Re: Taxpayer watchdog howling over outgoing MLAs’ pension payouts (vicnews.com)
The assertion by the Canadian Taxpayer’s Federation (CTF), “these pensions simply aren’t affordable for taxpayers,” rankles. I don’t dispute CTF numbers, giving them the benefit of the doubt in making their projections of future payouts.
What I do take issue with is that their claim is made without any discussion of what an affordable pension might be. Compared to what? An owner-operated small business who invests their profits and savings in the stock market and lives off the income when they retire? Top management of large corporations who manage large amounts of money similar to MLAs? If the latter, based on the few individuals I have known who qualify, I suspect the MLA pensions would look modest. Without these kinds of comparisons or benchmarks, the claim is unsupportable.

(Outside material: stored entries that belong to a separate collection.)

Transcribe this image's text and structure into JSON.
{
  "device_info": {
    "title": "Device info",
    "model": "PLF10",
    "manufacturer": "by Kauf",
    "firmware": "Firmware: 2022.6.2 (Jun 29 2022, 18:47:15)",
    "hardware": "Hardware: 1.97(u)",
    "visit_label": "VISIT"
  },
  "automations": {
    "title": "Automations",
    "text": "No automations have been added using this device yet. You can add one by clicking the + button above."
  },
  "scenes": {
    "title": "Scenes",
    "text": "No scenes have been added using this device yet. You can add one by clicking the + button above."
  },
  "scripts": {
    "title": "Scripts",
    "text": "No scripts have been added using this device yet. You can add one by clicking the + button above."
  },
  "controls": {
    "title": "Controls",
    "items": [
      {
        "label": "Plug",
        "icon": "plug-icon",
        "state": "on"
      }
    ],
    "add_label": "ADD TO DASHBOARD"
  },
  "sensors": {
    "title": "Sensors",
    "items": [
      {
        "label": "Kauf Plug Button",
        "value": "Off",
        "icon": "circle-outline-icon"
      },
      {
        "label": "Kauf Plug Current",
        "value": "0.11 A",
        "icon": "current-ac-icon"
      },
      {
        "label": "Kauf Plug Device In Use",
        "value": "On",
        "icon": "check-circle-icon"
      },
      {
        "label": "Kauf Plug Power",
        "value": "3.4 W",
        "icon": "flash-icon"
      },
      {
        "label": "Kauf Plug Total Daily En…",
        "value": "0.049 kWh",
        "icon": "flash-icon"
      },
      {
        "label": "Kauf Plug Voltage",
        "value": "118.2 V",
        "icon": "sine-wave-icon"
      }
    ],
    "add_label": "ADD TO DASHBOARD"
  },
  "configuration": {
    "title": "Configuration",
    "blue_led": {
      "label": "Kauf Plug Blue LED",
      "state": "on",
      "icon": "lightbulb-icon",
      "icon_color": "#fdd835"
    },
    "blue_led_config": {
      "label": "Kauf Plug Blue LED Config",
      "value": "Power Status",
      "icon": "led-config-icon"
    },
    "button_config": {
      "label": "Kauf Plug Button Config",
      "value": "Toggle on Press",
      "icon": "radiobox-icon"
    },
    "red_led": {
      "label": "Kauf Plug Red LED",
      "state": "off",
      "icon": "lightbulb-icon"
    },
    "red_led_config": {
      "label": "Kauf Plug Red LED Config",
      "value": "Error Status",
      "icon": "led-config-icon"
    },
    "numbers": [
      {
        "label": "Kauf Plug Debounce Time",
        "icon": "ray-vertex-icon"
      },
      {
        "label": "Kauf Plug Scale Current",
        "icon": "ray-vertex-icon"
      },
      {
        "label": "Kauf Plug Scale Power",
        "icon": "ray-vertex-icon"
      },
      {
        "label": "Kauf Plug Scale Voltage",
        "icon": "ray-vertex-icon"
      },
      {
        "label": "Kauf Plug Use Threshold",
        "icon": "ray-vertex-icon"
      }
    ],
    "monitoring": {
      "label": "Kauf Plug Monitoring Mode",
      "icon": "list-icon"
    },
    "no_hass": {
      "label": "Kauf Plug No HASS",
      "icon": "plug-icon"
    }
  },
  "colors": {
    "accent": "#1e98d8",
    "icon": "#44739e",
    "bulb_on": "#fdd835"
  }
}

It is difficult to believe the CTF is merely an economic watchdog without an agenda. The CTF’s very name is a problem, as it implies that we are nothing but one-dimensional sources of money, not multi-dimensional citizens. I am a taxpayer, but it is perhaps the least important part of who I am and CTF does not speak for me.
As a citizen, I have a responsibility to see to the collective well-being of my fellow citizens. The most important way of doing that is through government, because businesses exist, by definition, to make a profit for their owners. Governments cannot function without money and that is raised by taxes, as it always has been.
We should be concerned that our tax money is spent appropriately, including debating what the pensions of politicians (of all stripes) should be, after sacrificing their private lives for public service. But dismissing MLA pensions as not affordable, without any evidence or argument as to what the right level should be, is simply right-wing ideology.